Надо ли удивляться, что свадьба вылилась в торжество кулинарной мысли и официантской виртуозности, причем даже привыкший к западному сервису и качеству продукции генерал не мог не признать, что наша-то – лучше всех. Господа офицеры едва ли не поголовно щеголяли в клубных галстуках, да и костюмчики на них были сильно не москвошвеевские; что же касается их боевых подруг, то "Галери Лафайет" демократично соседствовала за ломящимися от яств столами с "Марксом-Спенсером", но и на этом фоне платье невесты, пошитое лично Николаичем, выглядело более чем достойно – даже по мнению майорских жен, не вылезающих из парижских и венских командировок, а уж с точки зрения отечественных финансовых полковниц просто-напросто затмевало "ихний ширпотреб".
Накануне были устроены и девичник, и мальчишник ("Вот это правильно, это по-нашему, по-русски!" – сказал папа-генерал) – правда, в отступление от национального обычая, оба мероприятия были совмещены по месту и по времени и проведены в сауне, то есть месте, вроде бы не совсем русском, но уж сауна была та, что надо. Плюс к тому генерал не поскупился на пиво из "Березки", финансовая полковничиха направила туда полный набор холодных закусок, а отдельные майоры, усугубляя нарушение принятых национальных норм поведения, приволокли литровые емкости джина и полуторалитровые – тоника. Офицеры пришли без жен, да и лидины подружки прилетели вольными пташками (на срок в один вечер), то есть и в этой части традиция была соблюдена – но зато все действо с неизбежностью вылилось в некоторое забвение устоев, вплоть до уединения свежеобразовавшихся парочек в душевых кабинах. "А чего еще ты ждала, в сауне-то, после джина с пивом", – говорил вечером Стас Лиде, с интонацией "понять – значит, простить". Как бы то ни было, некоторые комсомольские деятельницы и совсем уж отдельно взятые офицеры из числа особо совестливых, придя назавтра на собственно свадебное торжество со своими законными брачными партнерами, испытывали – во всяком случае, до третьего тоста – определенное чувство моральной неловкости. Впрочем, другие некоторые, напротив, усердно танцевали со вчерашними незнакомками, нашептывая им нечто вроде: "Да ты в этом платье еще лучше, чем вчера безо всего!", на что продвинутые комсомолочки и гидессы радостно хихикали или же загадочно улыбались, в зависимости от темперамента, социального происхождения и образовательного уровня.

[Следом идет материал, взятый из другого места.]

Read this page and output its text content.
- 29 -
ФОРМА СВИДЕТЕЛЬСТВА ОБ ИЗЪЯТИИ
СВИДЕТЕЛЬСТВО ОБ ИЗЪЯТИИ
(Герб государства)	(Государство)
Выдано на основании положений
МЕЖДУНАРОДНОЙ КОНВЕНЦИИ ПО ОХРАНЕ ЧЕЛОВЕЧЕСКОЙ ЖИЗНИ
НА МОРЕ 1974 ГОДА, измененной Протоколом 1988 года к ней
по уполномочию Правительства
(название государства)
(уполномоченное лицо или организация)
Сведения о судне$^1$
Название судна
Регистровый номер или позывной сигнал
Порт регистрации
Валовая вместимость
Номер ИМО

Начатая накануне пьянка ровно покатилась по проторенному пути – без особых, впрочем, эксцессов, поскольку Стасовы дружки, обер-офицеры, в массе своей умели держать банку, да и опасались вести себя неаккуратно в присутствии штаб-офицеров; дамы же, пившие вчера едва ли не наравне с кавалерами, сегодня довольствовались шампанским, причем самоограничение объяснялось не то чтобы укорами совести, а скорее похмельным синдромом. Следует также заметить, что – в отличие от вчерашнего злоупотребления и разгула западных вкусов – можжевеловкой сегодня и не пахло. На столах стояла в основном пшеничная, как напиток патриотический по природе своей; впрочем, не было недостатка ни в коньяке, ни в разных винах, тем более что спиртное закупалось ящиками на оптовой базе и уж во всяком случае обошлось устроителям без ресторанных наценок. Были, впрочем, и перебравшие – в основном финансовые полковничихи и их покорные спутники жизни, а также не вполне репрезентативно представленные родственники; вот они-то орали "горько" и вообще склоняли свадьбу в сторону российской пьянки, от чего численно доминирующая в зале западно-ориентированная молодежь уже поотвыкла.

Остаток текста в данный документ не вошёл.